A financial institution’s ability to spot individual instances of money laundering, therefore, can’t solve the problem. Not least because it is almost impossible to uncover a money trail or laundering network from a single transaction. Typically, transaction monitoring practices only cover one small subsection of a much larger, intricate money flow weaving its way through a network of banks and regulatory jurisdictions.
Banks must ‘combine and conquer’ to extend their AML capabilities
Historically, banks have mostly fought the AML battle alone due to commercial and competitive tensions, the lengthy process of setting up public-private partnerships (PPPs), and to comply with the mandates imposed by data privacy regulations, like GDPR. To do so, they have relied either on software built internally to monitor payments and transfers or have worked with a third-party supplier for their transaction monitoring. Thanks to data privacy laws, even when external software is used by multiple institutions, there has been little potential for compliance officers to work in concert with one another.

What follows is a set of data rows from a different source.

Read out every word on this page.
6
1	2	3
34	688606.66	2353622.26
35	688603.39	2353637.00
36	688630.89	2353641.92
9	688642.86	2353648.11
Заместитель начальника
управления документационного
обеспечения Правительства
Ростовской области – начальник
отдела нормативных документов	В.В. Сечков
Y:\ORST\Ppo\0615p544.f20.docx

But consider this: what if a third-party provider, in addition to supporting PSPs and banks with their transactions, also enabled them to perform network analysis across multiple financial institutions without violating compliance mandates? Extending this thought, imagine the crime fighting potential of an approach that combined ML algorithms with open banking APIs to aggregate and analyze transaction data from thousands of banks. Think of the visibility that could be generated (potentially uncovering entire criminal networks) and the amount of financial crime that could be halted in its tracks, in real-time, as a result.
Key factors enabling cross-institutional cooperation
Taking a cross-institutional approach to transaction monitoring and risk profiling goes against almost most banks’ instincts. It is also difficult to achieve technologically. Then, there are regulatory hurdles to clear. To counter this and ensure trust across the network, security and data sharing guidelines must be negotiated and agreed upon ahead of the cooperation. Then protocols of communication and feedback mechanisms can be put in place to alert participating banks to potential criminal activity.
Importantly, ownership and control of the platforms used to share the data should still belong to the individual banks. Suspicious data will still need to be encrypted, anonymized or AI-synthesized before it can be shared in the network and, most likely, each bank will subsequently be able to act based only on the grounds of its own data, not in response to a broader investigation.
Crucially, such mutual transaction monitoring efforts must never be seen as a substitute for a bank’s internal fraud monitoring. They should be complementary and used to bolster a financial institution’s risk management, based on the analysis of multiple investigators and detection models instead of just their own.
Data is the key to collaboration in AML monitoring
Data is the answer, but it is also the problem. Most financial institutions will have a mix of datasets and transaction monitoring systems already in place. These will be difficult to harmonize and share, so that insights can be drawn across them. They will also vary considerably from bank to bank.
If payments providers partner with top compliance professionals, they can unlock data silos and enable cross-institutional monitoring to happen now, while working within the boundaries of regulators’ varying compliance requirements. The result would be a more quantified, holistic, and continuously up-to-date view on all aspects of risk for all individual entities and processed transactions.
Should financial institutions adopt this collaborative approach, it will significantly increase the business value of their transaction risk investigators and, finally, enable a coordinated – and substantially more powerful – response to the money laundering menace.